Kevin Durant des Golden State Warriors, Houston, Texas, le 14 mai 2018.

Après Klay Thompson lors du premier match, puis Stephen Curry dans le suivant, c'est Kevin Durant qui a écoeuré Cleveland mercredi (110-102) et rapproché Golden State et son effectif de stars, d'un troisième titre NBA en quatre saisons.

Avec ses 43 points, dont un panier à trois points à 49 secondes de la fin du temps réglementaire, Durant a, pour reprendre l'expression de LeBron James, "assassiné" les Cavaliers et leur superstar.

"C'est l'un des meilleurs joueurs que j'ai jamais affrontés et dans l'histoire de ce Championnat, il a cette facilité avec le ballon, il y a son shoot, sa taille, sa rapidité", a admiré "King James".

La prestation de Durant, élu meilleur joueur de la finale 2017, a d'autant plus impressionné que Stephen Curry et Klay Thompson sont passés complétement à côté de leur match.

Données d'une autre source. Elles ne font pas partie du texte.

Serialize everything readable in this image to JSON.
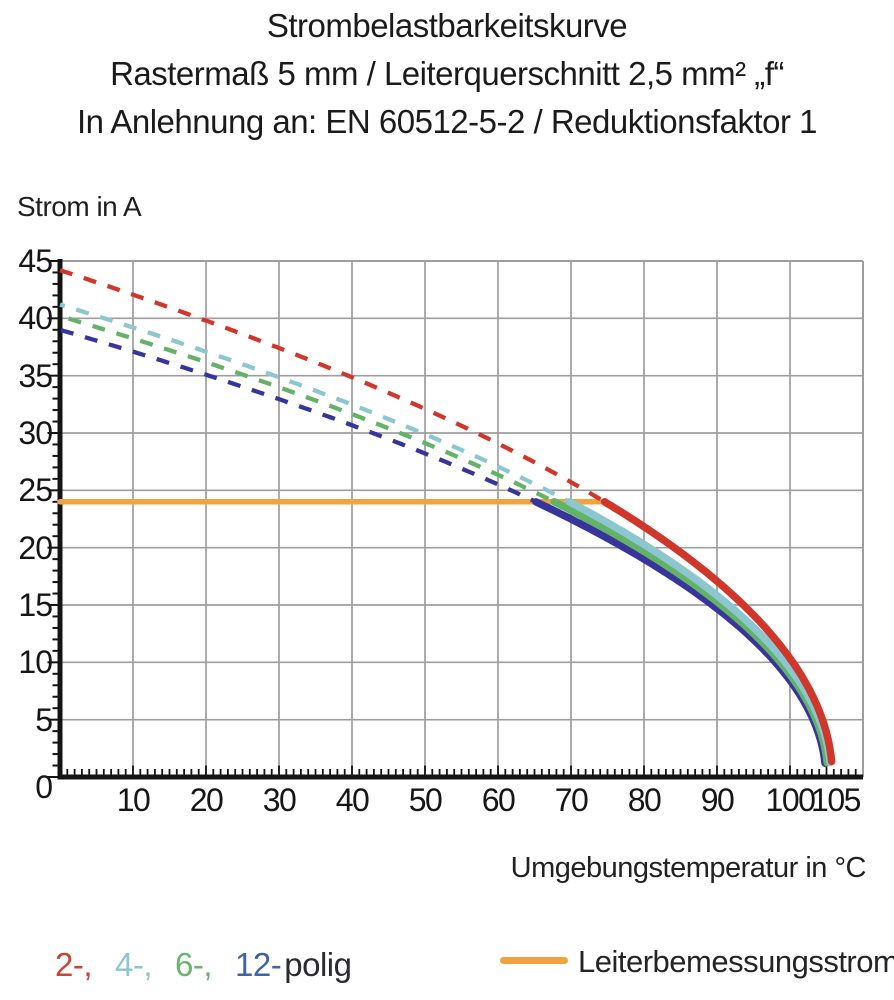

Trois jours après avoir battu le record de paniers à trois points réussis dans un match d'une finale NBA (9), Curry a attendu la fin du quatrième quart-temps pour, enfin, faire mouche à longue distance.

Il a fini la rencontre avec 11 points, l'un des pires matches de sa carrière en play-offs, et une réussite catastrophique, 18,8% au tir (3/16) et 10% à trois points (1/10)!

- Luxe et beauté -

"Grâce à +KD+ (Kevin Durant, NDLR), on a pu avoir un jour off de plus", a souri Thompson qui, lui, a été limité à 10 points, à 4/11 au tir.

Même quand deux de ses meilleurs artificiers sont dans un mauvais jour, Golden State reste en effet sans rival.

"C'est toute la beauté de cette équipe, c'est tout le luxe d'avoir plusieurs +shooters+ de grand talent", a noté Steve Kerr, l'entraîneur de Golden State, lui-même ancien arrière porté sur le tir longue distance.

"Il y a plein de joueurs dans cette équipe qui peuvent marquer et prendre leurs responsabilités, ils se motivent les uns les autres quand l'un passe une mauvaise soirée, c'est vraiment une bonne chose et un luxe pour un entraîneur", a-t-il rappelé.

Un luxe qui coûte cher, avec une facture de plus de 134 millions de dollars en salaires pour 2017-18, dont 34,6 millions pour Curry, 25 millions pour Durant et 17 millions pour Thompson.

Un luxe qui vaut aussi aux Warriors une mauvaise réputation et la critique, récurrente depuis l'arrivée de Durant en juillet 2016 en provenance d'Oklahoma City, de fausser la concurrence et le Championnat avec sa "super team".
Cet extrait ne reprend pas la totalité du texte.